You might also be interested to know that it’s the first time scientists have deciphered a new cell mechanism since the 1980s when scientists described mitosis, or cell division. Endocycling, on the other hand, increases cell mass without mitosis. Instead it doubles down on DNA and in the process doubles a cell’s size. The process generates big cells in invertebrate animals and plants, and even some human tissues including placenta, liver and muscle. Most cells in plants and invertebrate animals such as insects, crustaceans, and mollusks grow by endocycling.

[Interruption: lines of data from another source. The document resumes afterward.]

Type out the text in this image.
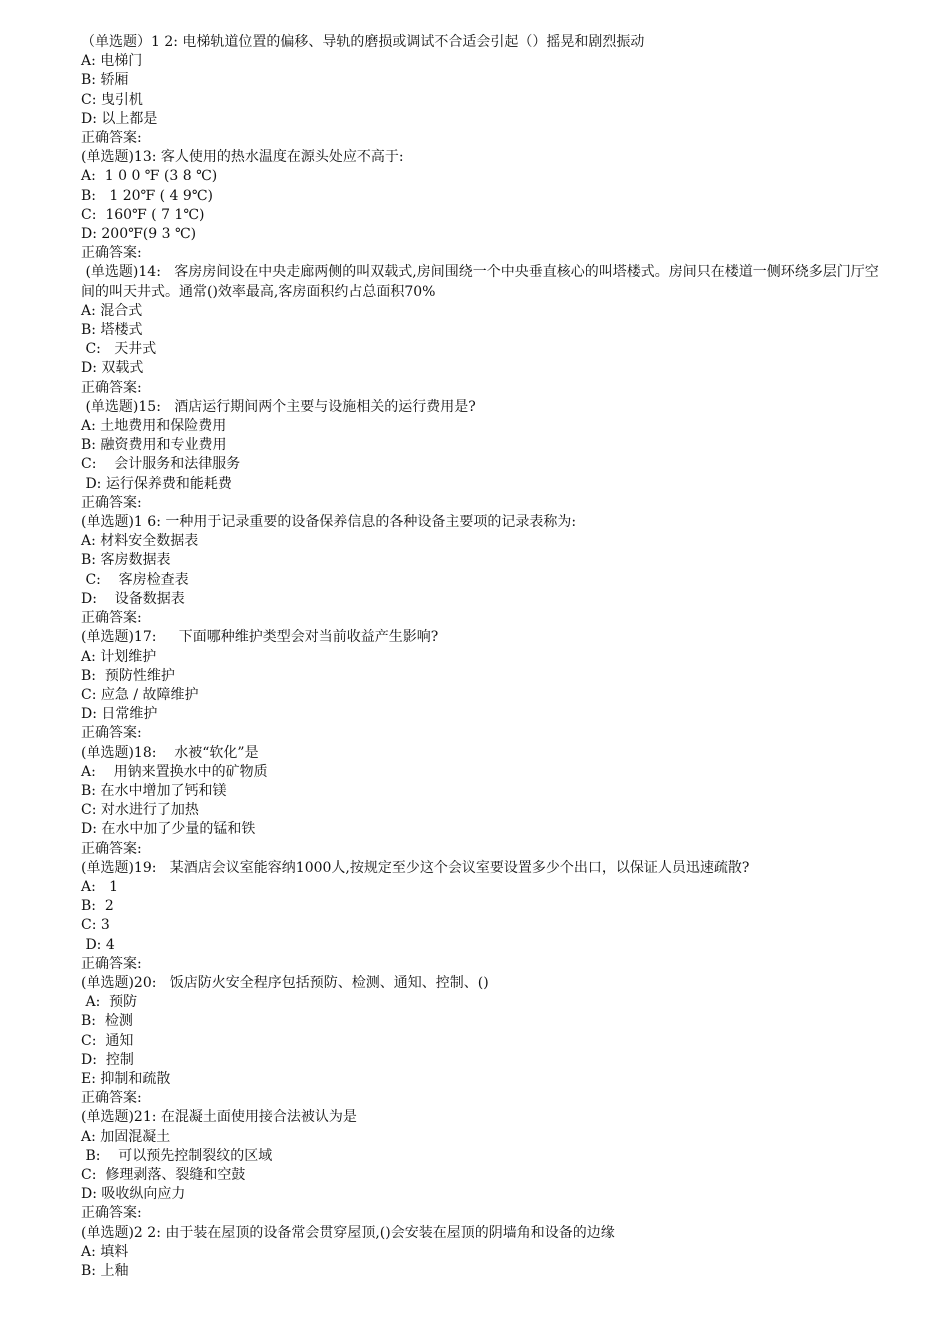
（单选题）1 2: 电梯轨道位置的偏移、导轨的磨损或调试不合适会引起（）摇晃和剧烈振动

A: 电梯门

B: 轿厢

C: 曳引机

D: 以上都是

正确答案:

(单选题)13: 客人使用的热水温度在源头处应不高于:

A:  1 0 0 ℉ (3 8 ℃)

B:   1 20℉ ( 4 9℃)

C:  160℉ ( 7 1℃)

D: 200℉(9 3 ℃)

正确答案:

(单选题)14:   客房房间设在中央走廊两侧的叫双载式,房间围绕一个中央垂直核心的叫塔楼式。房间只在楼道一侧环绕多层门厅空间的叫天井式。通常()效率最高,客房面积约占总面积70%

A: 混合式

B: 塔楼式

C:   天井式

D: 双载式

正确答案:

(单选题)15:   酒店运行期间两个主要与设施相关的运行费用是?

A: 土地费用和保险费用

B: 融资费用和专业费用

C:    会计服务和法律服务

D: 运行保养费和能耗费

正确答案:

(单选题)1 6: 一种用于记录重要的设备保养信息的各种设备主要项的记录表称为:

A: 材料安全数据表

B: 客房数据表

C:    客房检查表

D:    设备数据表

正确答案:

(单选题)17:     下面哪种维护类型会对当前收益产生影响?

A: 计划维护

B:  预防性维护

C: 应急 / 故障维护

D: 日常维护

正确答案:

(单选题)18:    水被“软化”是

A:    用钠来置换水中的矿物质

B: 在水中增加了钙和镁

C: 对水进行了加热

D: 在水中加了少量的锰和铁

正确答案:

(单选题)19:   某酒店会议室能容纳1000人,按规定至少这个会议室要设置多少个出口，以保证人员迅速疏散?

A:   1

B:  2

C: 3

D: 4

正确答案:

(单选题)20:   饭店防火安全程序包括预防、检测、通知、控制、()

A:  预防

B:  检测

C:  通知

D:  控制

E: 抑制和疏散

正确答案:

(单选题)21: 在混凝土面使用接合法被认为是

A: 加固混凝土

B:    可以预先控制裂纹的区域

C:  修理剥落、裂缝和空鼓

D: 吸收纵向应力

正确答案:

(单选题)2 2: 由于装在屋顶的设备常会贯穿屋顶,()会安装在屋顶的阴墙角和设备的边缘

A: 填料

B: 上釉
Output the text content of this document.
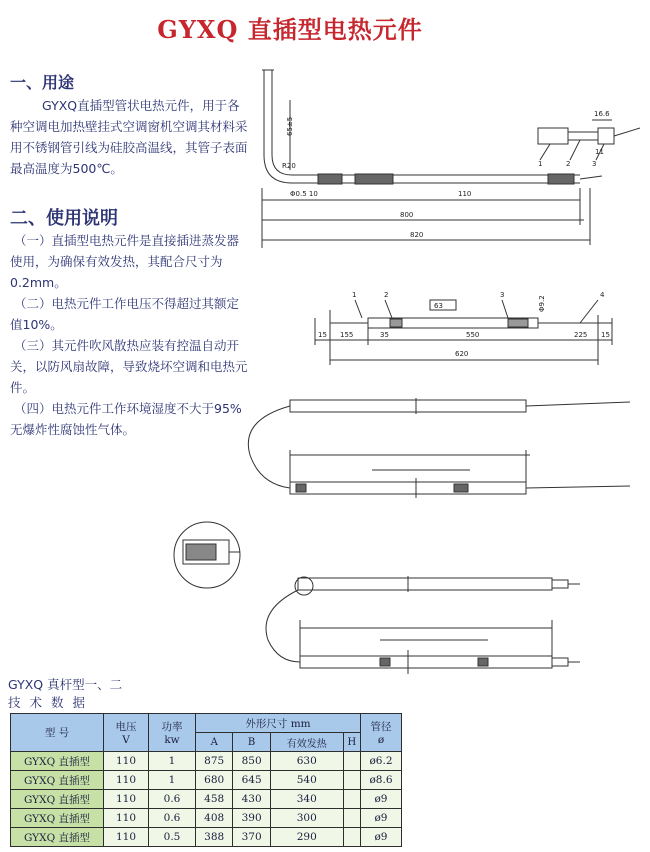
GYXQ 直插型电热元件
一、用途
GYXQ直插型管状电热元件，用于各种空调电加热壁挂式空调窗机空调其材料采用不锈钢管引线为硅胶高温线，其管子表面最高温度为500℃。
二、使用说明
（一）直插型电热元件是直接插进蒸发器使用，为确保有效发热，其配合尺寸为0.2mm。
（二）电热元件工作电压不得超过其额定值10%。
（三）其元件吹风散热应装有控温自动开关，以防风扇故障，导致烧坏空调和电热元件。
（四）电热元件工作环境湿度不大于95%无爆炸性腐蚀性气体。
65±5
R20
Φ0.5 10	110
800
820
16.6
11
1	2	3
15 155	35	550
620
225 15
63	Φ9.2
1	2	3	4
GYXQ 真杆型一、二
技术数据
型 号	电压
V	功率
kw	外形尺寸 mm				管径
ø
			A	B	有效发热	H	
GYXQ 直插型	110	1	875	850	630		ø6.2
GYXQ 直插型	110	1	680	645	540		ø8.6
GYXQ 直插型	110	0.6	458	430	340		ø9
GYXQ 直插型	110	0.6	408	390	300		ø9
GYXQ 直插型	110	0.5	388	370	290		ø9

But scientists knew all that already. For this new research, geneticists at the Fred Hutchinson Cancer Research Center and some German and Canadian colleagues report in the October 30 issue of Nature how exactly this DNA duplication works. They figured it out by studying the fruit fly (a.k.a. drosophila).
They found that two transcription factors, or proteins that bind to specific DNA sequences and control the flow of genetic information, oscillate to facilitate the duplication process. One transcription factor called E2F is temporarily snuffed by an enzyme called CRL4. That happens during the replication. E2F comes back to life when the replication is finished, and then the cycle repeats.
Knowing this new info might eventually have implications in medicine and agriculture, but it doesn’t bring scientists any big immediate eureka breakthrough. Alas, that’s not how science usually works. Breakthroughs are made up of incremental steps, and even when they get there, scientists aren’t alway sure it’s a breakthrough. So let’s just take pleasure in this bit of new knowledge about endocycling, shall we?
You should also know that this research was publicly funded! The money came from the National Institutes of Health, the National Institute for General Medical Sciences, and the National Science Foundation, as well as a some German and Canadian outfits: the German Academic Exchange Service, the German Cancer Research Center and the Canadian Institutes of Health Research.